Gene Detective

As the study coordinator, Topol worked ten to twelve hours a day, six days a week, tracking down family members all over the country. "It was like a cross between being a detective and feeling like a telemarketer," she says. "I think I made at least a thousand phone calls." She returned to the job during winter break of her sophomore year and the following summer.
The research came to fruition in November 2003, when the C5 team announced that it had identified the first gene confirmed as a cause of coronary heart disease in humans. The discovery was based on a methodical genetic study of twenty-one members of an Iowa family plagued for generations by coronary artery disease and heart attacks. The problem, it turned out, was a "deletion mutation" that resulted in plaque buildup on coronary-artery walls, according to Dr. Eric J. Topol, chairman of the Department of Cardiovascular Medicine at the Cleveland Clinic and the clinic's provost-and Sarah's father. Dr. Topol says it's unlikely that many other families have the exact same genetic mutations. Instead, researchers will seek to pinpoint other mutations involving the same gene.

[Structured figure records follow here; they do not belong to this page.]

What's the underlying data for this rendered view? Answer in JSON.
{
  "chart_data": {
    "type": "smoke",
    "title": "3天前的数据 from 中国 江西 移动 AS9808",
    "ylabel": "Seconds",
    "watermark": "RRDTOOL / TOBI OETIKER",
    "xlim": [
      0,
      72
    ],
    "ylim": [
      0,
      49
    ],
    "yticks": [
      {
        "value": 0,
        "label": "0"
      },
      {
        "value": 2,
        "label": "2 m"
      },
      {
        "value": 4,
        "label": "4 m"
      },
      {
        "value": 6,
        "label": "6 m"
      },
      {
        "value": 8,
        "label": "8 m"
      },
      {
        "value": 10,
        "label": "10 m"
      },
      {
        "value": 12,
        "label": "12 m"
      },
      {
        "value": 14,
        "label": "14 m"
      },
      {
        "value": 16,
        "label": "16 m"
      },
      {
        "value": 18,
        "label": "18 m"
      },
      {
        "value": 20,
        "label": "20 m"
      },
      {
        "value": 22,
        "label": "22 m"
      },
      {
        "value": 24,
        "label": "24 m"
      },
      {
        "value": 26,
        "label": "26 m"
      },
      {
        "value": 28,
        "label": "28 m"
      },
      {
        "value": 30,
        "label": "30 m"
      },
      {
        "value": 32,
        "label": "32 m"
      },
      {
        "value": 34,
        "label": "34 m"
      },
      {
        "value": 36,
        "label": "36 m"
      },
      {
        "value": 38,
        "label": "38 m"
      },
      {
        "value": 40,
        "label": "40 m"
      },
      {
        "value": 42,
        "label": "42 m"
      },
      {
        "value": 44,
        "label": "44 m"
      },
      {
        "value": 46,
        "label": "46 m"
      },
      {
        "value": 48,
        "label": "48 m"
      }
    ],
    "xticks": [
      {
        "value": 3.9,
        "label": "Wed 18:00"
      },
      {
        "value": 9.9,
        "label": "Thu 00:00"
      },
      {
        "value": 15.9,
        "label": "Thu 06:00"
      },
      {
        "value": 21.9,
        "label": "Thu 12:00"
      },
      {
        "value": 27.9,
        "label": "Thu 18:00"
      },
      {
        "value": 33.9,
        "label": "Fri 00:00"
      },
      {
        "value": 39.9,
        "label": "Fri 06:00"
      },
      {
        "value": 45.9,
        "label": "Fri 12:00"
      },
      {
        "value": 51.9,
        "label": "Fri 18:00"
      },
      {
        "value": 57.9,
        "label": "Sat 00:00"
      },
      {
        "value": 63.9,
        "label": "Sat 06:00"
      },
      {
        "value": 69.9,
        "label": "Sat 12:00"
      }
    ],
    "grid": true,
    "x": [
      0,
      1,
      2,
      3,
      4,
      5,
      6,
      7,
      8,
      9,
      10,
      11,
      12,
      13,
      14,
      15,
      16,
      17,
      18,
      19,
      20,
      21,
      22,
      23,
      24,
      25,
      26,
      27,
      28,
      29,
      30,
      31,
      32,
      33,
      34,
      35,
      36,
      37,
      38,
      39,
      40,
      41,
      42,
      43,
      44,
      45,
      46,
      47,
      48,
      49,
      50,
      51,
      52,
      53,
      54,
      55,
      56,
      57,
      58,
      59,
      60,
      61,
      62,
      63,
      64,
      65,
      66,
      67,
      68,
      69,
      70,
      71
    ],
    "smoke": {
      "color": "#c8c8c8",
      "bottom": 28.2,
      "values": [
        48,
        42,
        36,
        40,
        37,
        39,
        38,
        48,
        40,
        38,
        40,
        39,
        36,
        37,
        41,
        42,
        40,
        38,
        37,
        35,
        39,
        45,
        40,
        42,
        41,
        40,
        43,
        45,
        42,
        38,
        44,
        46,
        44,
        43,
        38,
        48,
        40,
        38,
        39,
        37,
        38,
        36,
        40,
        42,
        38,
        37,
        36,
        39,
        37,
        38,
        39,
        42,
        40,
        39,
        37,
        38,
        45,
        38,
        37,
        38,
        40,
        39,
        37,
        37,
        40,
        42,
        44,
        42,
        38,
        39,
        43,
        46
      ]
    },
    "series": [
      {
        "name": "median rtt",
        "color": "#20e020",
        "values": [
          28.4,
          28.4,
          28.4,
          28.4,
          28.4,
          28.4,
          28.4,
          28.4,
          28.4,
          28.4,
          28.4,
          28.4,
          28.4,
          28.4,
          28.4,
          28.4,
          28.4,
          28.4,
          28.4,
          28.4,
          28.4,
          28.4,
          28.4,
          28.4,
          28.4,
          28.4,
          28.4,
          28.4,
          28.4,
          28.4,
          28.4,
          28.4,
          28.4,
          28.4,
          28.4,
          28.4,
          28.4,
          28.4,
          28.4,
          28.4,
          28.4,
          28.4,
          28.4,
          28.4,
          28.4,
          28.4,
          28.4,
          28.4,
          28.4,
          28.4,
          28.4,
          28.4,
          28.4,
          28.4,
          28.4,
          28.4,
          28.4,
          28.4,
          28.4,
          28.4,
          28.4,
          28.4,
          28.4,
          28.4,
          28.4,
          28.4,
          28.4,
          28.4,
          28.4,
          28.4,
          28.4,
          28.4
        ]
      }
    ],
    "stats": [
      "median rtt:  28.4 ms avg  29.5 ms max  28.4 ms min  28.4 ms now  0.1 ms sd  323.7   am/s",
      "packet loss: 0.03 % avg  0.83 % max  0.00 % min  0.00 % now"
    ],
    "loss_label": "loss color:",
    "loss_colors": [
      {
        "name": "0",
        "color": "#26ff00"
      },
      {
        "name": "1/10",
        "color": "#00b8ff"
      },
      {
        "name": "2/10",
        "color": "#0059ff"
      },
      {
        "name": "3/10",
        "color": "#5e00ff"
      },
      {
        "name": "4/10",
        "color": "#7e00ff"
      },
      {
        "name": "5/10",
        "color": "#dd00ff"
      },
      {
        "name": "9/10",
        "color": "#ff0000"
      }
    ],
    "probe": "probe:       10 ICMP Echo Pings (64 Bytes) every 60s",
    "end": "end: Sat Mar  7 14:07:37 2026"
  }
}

In the wake of the announcement, CBS 60 Minutes II flew the Topols, daughter and father, to Buffalo Center, Iowa, where they met members of the family central to the discovery. The resulting program, which aired in December 2003, showed the Topols with more than 100 members of the extended family, which includes about 240 members overall. "It was a very moving experience to meet so many of these people I had spoken to on the phone and see with my own eyes the impact that this information was going to have on the younger and future generations of this family," says Sarah.
The experience has led Sarah, an anthropology major, to consider a career in public health.